Ten studies reported on aortic dissection. The meta-analysis showed lower rates of aortic dissection with TTC compared to EABO: 4 of 1590 for the TTC group vs 19 of 2492 for the EABO group (RR 0.33, 95% CI 0.12–0.93; P = 0.04). This finding has been previously reported [4] and it is thought that EABO is associated with higher rates of aortic dissection because of the need to insert a guidewire in the femoral artery which can damage the lining of the vessel and the need for higher perfusion pressures with this technique [17]. We were unable to perform a subgroup analysis for this outcome because all studies using EABO (aortic) found no incidence of aortic dissection to compare to TTC.

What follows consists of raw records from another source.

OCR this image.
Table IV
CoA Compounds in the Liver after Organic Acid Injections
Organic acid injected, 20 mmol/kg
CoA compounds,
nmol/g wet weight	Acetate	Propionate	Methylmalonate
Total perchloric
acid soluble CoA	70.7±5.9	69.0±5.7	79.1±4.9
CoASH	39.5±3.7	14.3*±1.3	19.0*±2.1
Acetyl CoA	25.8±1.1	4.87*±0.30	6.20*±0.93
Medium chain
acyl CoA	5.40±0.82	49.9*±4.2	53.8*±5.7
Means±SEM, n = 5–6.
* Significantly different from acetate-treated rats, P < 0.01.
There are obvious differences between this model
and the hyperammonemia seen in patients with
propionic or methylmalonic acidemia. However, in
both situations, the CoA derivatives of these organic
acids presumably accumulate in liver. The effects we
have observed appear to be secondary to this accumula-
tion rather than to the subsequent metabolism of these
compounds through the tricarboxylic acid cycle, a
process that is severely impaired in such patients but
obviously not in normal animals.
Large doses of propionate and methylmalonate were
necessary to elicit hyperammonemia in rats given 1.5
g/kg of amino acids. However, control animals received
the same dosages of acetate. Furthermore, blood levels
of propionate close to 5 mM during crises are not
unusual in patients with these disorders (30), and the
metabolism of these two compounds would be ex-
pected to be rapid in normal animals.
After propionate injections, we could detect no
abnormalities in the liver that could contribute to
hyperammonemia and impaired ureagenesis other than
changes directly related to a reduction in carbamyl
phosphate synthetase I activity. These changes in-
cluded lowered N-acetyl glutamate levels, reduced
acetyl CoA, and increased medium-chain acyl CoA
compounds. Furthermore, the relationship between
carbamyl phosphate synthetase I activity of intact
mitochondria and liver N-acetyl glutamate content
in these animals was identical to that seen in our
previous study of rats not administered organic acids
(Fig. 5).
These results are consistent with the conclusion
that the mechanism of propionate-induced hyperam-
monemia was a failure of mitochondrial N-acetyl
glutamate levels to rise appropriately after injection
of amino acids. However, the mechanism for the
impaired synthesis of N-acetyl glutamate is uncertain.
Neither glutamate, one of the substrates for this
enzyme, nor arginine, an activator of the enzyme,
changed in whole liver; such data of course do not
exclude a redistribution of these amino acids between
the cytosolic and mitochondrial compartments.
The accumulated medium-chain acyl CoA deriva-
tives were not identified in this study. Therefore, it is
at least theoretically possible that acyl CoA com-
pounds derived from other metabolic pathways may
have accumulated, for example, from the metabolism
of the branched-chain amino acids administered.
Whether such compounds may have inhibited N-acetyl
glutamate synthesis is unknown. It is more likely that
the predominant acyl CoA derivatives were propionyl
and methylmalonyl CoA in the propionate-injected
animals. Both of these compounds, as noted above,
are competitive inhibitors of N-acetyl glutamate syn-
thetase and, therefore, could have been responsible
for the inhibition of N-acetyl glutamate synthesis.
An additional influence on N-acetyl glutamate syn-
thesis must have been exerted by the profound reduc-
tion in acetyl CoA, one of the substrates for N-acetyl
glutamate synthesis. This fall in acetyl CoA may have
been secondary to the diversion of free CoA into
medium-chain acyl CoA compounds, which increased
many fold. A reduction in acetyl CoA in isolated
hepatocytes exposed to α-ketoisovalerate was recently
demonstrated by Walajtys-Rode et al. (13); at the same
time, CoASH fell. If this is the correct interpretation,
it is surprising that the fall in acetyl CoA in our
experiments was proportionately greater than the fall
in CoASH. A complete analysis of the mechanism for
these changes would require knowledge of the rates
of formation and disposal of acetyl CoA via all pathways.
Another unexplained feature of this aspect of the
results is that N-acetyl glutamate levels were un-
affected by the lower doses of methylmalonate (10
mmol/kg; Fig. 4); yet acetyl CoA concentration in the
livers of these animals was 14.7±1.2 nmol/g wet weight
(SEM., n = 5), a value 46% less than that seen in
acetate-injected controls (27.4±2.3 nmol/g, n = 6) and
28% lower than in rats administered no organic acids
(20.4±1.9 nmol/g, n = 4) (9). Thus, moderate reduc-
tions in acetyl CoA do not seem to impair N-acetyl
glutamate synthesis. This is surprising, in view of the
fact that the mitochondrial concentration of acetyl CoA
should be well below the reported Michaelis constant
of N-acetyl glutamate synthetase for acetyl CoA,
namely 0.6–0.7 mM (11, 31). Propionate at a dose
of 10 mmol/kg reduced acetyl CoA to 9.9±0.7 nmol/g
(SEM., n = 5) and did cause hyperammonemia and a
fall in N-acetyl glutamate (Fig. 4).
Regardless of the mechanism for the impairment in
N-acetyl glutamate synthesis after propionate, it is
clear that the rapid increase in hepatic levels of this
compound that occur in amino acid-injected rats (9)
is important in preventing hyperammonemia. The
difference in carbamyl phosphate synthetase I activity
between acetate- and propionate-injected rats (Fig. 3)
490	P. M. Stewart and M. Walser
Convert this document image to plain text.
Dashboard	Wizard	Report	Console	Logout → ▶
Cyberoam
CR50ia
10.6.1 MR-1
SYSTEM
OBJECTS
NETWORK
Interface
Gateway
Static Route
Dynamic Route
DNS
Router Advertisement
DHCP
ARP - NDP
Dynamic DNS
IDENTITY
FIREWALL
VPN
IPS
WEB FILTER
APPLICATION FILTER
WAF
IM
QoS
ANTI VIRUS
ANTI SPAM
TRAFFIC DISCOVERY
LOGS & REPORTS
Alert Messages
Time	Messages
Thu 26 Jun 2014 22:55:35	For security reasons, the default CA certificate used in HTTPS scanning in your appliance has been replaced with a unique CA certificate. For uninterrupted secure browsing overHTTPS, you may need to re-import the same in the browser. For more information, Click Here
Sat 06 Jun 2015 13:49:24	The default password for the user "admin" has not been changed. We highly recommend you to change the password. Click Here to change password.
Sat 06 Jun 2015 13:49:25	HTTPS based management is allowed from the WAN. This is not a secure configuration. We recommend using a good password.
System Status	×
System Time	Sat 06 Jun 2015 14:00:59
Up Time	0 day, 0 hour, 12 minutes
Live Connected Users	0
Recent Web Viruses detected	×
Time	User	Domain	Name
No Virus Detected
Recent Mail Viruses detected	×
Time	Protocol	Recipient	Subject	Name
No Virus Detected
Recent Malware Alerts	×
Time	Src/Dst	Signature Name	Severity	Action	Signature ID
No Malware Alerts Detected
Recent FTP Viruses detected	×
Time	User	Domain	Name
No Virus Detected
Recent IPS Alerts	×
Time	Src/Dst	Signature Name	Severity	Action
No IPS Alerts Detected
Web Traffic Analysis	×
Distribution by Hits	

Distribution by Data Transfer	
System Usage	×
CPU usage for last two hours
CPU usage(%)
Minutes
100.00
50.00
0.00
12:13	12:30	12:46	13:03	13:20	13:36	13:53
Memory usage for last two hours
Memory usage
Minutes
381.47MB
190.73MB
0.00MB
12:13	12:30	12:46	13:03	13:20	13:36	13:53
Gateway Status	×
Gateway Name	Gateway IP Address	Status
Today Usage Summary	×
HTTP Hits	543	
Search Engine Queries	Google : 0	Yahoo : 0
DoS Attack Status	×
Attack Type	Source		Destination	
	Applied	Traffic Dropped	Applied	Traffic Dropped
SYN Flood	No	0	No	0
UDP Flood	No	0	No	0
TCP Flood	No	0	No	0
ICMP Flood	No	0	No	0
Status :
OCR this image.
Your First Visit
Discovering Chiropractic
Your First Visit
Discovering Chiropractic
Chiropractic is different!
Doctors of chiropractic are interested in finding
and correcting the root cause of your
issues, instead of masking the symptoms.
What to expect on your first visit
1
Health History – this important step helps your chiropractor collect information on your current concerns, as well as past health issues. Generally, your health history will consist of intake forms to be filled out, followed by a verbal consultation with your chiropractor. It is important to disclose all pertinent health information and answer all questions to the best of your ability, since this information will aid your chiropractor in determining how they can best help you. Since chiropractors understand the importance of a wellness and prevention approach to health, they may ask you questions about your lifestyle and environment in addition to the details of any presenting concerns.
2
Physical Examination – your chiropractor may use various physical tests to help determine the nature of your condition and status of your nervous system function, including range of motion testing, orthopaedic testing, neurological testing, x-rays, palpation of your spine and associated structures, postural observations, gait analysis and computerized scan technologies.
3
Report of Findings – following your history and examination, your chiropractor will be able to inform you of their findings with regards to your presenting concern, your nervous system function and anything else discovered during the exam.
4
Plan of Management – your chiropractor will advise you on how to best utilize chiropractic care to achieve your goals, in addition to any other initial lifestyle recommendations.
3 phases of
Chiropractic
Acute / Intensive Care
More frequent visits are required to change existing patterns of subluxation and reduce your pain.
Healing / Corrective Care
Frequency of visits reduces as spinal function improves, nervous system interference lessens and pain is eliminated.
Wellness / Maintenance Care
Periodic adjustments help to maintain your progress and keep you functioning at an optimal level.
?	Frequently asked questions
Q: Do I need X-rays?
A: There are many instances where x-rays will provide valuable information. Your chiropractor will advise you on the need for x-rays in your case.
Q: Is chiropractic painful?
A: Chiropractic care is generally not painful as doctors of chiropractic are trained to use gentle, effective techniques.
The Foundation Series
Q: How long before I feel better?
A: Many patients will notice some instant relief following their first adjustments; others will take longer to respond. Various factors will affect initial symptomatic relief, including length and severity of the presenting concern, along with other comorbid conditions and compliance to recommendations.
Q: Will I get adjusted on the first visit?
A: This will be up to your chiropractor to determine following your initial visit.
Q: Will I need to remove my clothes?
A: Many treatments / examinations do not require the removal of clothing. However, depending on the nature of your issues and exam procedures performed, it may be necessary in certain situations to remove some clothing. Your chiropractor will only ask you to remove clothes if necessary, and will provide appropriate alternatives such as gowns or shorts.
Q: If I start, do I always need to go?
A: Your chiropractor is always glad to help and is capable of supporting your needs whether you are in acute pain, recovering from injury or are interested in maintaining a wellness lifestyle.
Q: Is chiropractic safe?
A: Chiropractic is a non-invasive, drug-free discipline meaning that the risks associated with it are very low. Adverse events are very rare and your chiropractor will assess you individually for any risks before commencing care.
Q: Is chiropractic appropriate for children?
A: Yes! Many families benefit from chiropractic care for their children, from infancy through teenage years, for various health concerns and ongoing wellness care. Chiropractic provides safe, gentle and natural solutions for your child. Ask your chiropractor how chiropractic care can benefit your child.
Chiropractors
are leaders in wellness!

Quality of evidence and limitations of review

The overall quality of the evidence was low. For AoX times and CPB times, we found substantial heterogeneity within the results (I² > 80%). We suspect the heterogeneity to be secondary to variations in surgeon experience, variations in recording technique of extracorporeal support times across studies, variations in the types of clamps used in TTC (Chitwood Clamp versus Cygnet flexible clamp) and the balloons used in EABO [Heartport Endoaortic Clamp (Heartport) versus EndoClamp Aortic Catheter (Edwards Lifesciences)] across the studies. Such high levels of heterogeneity (I² > 80%) suggest that it is very difficult to infer anything from these findings because the variation in the measurement technique is too influential. Based on the meta-analysis, the studies included did not report data on myocardial protection, acute right and/or left ventricular failure and need for postoperative extracorporeal membrane oxygenation to achieve a meaningful conclusion in this regard. The literature search, data collection and analysis have been performed in a transparent and reproducible form. This will have reduced any ROB in the review process.

CONCLUSIONS

This systematic review and meta-analysis report safe and similar rates of CVA and survival with both TTC and EABO in MIMVS. EABO was associated with a higher risk of aortic dissection. EABO with aortic cannulation offers the shortest extracorporeal support times.

Implications for research

To this day, all evidence for use of the 2 occlusion techniques are drawn from observational cohort studies. At present, there is little evidence to support the adoption of 1 technique over another other than personal choice. In such a position of true equipoise, we would therefore encourage the careful design of an RCT comparing TTC and EABO in specific participant subgroups. Adoption of an RCT design would remove the heavy bias of confounding factors. In our opinion, a threshold of 100 operations could be used to determine adequate surgeon experience in both techniques and would remove the confounding of the surgeon learning curve.